For more on this, see: How car finance can affect your credit score.
Once you have an idea of what you could be approved for, the next step is choosing a car that fits your budget once running costs are factored in. Insurance in particular tends to be the biggest additional cost for new drivers, and varies hugely depending on the car. Our guide on cheapest cars to insure for new drivers covers what to look for, including how insurance groups work and how to weigh up insurance cost alongside your finance payment.
Use our car finance calculator to see what monthly payments would look like for different loan amounts and terms before you start looking at specific cars.
AutoMoney Trust is a direct lender, regulated by the FCA under firm reference number 912573, offering hire purchase finance from £4,000 to £25,000 over 36 to 84 months with no deposit required, and no guarantor needed. We consider applications from people with poor credit and part-time income, provided you have at least some credit history in place and a regular income from employment. Check your eligibility on our apply for car finance page with a soft search that will not affect your credit file.
Car finance can affect your credit score in both directions. Consistent, on-time payments build a positive credit history and may improve your score over the life of the agreement, demonstrating to future lenders that you can manage credit responsibly. Missed or late payments have the opposite effect, they are reported to credit reference agencies and can lower your score, making future borrowing harder or more expensive. Applying for finance also creates a hard credit search, which may cause a small short-term dip. Settling your agreement in full further strengthens your credit profile. For more detail, read our guide to Credit Checks for Car Finance.

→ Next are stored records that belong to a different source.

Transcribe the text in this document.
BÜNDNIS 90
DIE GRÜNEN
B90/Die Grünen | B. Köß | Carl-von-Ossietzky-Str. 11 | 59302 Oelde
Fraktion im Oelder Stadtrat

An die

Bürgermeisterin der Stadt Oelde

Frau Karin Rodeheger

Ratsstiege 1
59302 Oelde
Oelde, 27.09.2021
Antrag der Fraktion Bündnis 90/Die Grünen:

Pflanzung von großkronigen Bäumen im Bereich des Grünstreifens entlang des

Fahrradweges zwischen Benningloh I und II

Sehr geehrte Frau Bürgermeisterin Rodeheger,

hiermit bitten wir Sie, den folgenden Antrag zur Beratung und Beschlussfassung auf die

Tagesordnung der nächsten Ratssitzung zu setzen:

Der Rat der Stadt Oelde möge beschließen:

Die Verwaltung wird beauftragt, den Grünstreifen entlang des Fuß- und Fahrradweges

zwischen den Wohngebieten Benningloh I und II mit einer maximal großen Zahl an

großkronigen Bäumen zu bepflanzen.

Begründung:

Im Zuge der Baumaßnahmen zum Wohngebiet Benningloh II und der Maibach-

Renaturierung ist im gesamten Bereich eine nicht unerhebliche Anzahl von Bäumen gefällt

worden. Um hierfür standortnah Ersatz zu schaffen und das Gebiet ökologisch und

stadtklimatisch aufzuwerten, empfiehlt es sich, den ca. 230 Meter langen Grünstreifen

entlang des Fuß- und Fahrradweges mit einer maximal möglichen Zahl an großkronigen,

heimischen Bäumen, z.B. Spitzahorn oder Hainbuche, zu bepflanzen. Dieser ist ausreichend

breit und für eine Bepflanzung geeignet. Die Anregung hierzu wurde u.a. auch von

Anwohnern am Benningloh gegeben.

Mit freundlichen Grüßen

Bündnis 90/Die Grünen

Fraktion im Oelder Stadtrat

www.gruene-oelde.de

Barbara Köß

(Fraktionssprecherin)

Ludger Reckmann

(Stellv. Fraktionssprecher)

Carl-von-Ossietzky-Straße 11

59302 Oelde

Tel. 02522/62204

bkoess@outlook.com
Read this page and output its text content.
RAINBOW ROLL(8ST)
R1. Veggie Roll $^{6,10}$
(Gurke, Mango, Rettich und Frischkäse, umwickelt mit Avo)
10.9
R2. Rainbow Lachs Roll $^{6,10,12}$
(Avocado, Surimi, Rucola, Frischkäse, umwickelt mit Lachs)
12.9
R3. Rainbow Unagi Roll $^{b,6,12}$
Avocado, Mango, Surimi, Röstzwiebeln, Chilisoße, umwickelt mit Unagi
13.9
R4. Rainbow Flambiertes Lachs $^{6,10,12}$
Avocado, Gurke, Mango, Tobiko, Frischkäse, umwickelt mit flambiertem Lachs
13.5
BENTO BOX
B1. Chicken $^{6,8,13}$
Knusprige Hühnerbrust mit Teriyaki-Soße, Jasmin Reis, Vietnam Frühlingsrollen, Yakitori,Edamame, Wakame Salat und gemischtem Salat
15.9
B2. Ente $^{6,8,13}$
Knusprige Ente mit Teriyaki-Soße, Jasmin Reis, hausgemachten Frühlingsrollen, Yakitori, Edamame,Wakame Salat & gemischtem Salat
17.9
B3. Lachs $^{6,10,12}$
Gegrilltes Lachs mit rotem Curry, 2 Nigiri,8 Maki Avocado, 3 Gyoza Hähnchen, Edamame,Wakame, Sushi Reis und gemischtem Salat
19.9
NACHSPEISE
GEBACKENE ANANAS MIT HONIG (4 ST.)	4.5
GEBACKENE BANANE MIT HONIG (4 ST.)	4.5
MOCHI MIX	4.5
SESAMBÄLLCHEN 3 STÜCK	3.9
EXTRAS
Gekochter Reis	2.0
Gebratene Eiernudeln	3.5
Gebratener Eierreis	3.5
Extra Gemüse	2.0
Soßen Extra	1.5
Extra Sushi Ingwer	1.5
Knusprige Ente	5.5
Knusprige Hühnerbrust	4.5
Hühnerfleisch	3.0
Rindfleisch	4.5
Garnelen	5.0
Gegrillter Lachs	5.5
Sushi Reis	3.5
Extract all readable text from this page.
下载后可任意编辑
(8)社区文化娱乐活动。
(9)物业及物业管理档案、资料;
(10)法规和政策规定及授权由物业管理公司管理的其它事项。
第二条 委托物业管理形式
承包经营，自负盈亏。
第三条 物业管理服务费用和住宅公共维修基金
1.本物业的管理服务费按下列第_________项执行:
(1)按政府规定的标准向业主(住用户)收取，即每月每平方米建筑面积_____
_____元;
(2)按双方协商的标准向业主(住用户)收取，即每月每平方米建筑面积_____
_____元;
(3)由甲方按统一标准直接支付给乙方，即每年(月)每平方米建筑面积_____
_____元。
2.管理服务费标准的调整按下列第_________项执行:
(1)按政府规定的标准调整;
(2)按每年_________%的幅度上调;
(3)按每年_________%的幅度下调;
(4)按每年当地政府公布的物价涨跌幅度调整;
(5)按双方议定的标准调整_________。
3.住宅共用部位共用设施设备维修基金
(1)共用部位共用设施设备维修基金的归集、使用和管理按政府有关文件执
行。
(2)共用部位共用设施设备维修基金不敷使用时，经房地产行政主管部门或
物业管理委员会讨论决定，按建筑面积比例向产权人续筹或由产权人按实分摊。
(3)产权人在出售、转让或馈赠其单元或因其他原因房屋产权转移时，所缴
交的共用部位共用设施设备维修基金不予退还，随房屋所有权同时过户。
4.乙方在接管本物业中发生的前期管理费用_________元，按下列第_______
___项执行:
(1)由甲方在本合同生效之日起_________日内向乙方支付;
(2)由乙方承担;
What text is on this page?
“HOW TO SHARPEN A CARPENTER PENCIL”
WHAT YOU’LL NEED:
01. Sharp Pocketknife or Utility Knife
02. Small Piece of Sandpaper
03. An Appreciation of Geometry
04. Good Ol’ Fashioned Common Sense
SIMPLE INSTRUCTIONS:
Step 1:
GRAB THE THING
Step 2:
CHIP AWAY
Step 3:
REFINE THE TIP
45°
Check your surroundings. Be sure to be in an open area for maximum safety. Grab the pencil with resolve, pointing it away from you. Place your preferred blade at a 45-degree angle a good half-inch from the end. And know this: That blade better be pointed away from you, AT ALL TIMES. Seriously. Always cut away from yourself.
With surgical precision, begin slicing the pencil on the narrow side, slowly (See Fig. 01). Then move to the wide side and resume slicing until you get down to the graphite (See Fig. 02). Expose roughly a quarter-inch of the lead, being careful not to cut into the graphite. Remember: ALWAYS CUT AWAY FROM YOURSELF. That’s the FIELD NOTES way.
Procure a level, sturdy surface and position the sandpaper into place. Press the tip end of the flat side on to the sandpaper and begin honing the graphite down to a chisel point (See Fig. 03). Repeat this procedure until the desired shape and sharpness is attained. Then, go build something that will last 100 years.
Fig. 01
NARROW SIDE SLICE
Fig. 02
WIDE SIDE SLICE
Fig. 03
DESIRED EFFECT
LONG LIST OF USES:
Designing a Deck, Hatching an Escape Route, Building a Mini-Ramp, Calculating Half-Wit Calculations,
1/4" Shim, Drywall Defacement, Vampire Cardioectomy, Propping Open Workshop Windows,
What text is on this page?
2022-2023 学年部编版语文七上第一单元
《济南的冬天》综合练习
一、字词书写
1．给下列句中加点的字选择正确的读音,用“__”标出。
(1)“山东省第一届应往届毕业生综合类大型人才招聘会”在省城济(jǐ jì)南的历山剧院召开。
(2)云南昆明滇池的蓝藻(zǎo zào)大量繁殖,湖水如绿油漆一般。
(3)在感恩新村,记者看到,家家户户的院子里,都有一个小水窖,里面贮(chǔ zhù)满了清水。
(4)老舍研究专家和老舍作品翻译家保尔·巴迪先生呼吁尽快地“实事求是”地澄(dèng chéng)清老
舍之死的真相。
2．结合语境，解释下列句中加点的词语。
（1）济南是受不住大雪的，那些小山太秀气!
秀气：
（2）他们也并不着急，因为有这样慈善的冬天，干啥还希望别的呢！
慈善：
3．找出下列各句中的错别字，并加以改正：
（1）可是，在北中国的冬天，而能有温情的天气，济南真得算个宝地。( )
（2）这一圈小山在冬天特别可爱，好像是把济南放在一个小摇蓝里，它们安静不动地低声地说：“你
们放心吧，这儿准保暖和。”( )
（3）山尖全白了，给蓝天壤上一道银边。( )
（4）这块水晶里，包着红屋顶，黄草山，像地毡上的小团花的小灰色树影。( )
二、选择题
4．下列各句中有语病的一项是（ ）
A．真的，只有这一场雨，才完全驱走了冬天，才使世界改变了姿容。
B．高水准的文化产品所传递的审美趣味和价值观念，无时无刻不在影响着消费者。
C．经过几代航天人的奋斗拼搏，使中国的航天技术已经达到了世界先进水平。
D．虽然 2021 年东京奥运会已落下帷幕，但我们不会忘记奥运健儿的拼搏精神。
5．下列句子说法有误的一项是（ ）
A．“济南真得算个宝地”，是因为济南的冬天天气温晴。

A fixed rate keeps your interest rate and monthly payments the same throughout your agreement, giving you predictable costs from start to finish. A variable rate can rise or fall during the term, usually tracking the Bank of England base rate or the lender's standard variable rate, which means your payments can go up or down. AutoMoney Trust offers fixed interest rates only, so you know exactly what you will pay each month. Fixed rates provide certainty but may start slightly higher than introductory variable rates; the trade-off is protection from future rate rises. For more detail, read our guide to What Is Car Finance APR?.
Your loan term directly affects both your monthly payments and the total cost of borrowing. A longer term, such as 60 or 84 months, spreads the cost over more payments, lowering the monthly amount but increasing the total interest you pay across the agreement. A shorter term, such as 24 or 36 months, means higher monthly payments but a lower overall cost. AutoMoney Trust offers terms from 24 to 84 months, so you can balance monthly affordability against total cost. Use our finance calculator to compare different term lengths before applying.
Fully comprehensive insurance is required throughout your finance agreement with AutoMoney Trust, because the vehicle legally belongs to us until your final payment is made. Comprehensive cover protects both you and the lender against damage, theft, fire, and accidents, ensuring the asset is protected for the full term. It is typically more expensive than third party or third party fire and theft cover, so factor this into your monthly running costs when budgeting. Many drivers also consider GAP insurance, which covers the difference between an insurance write-off payout and the outstanding finance balance.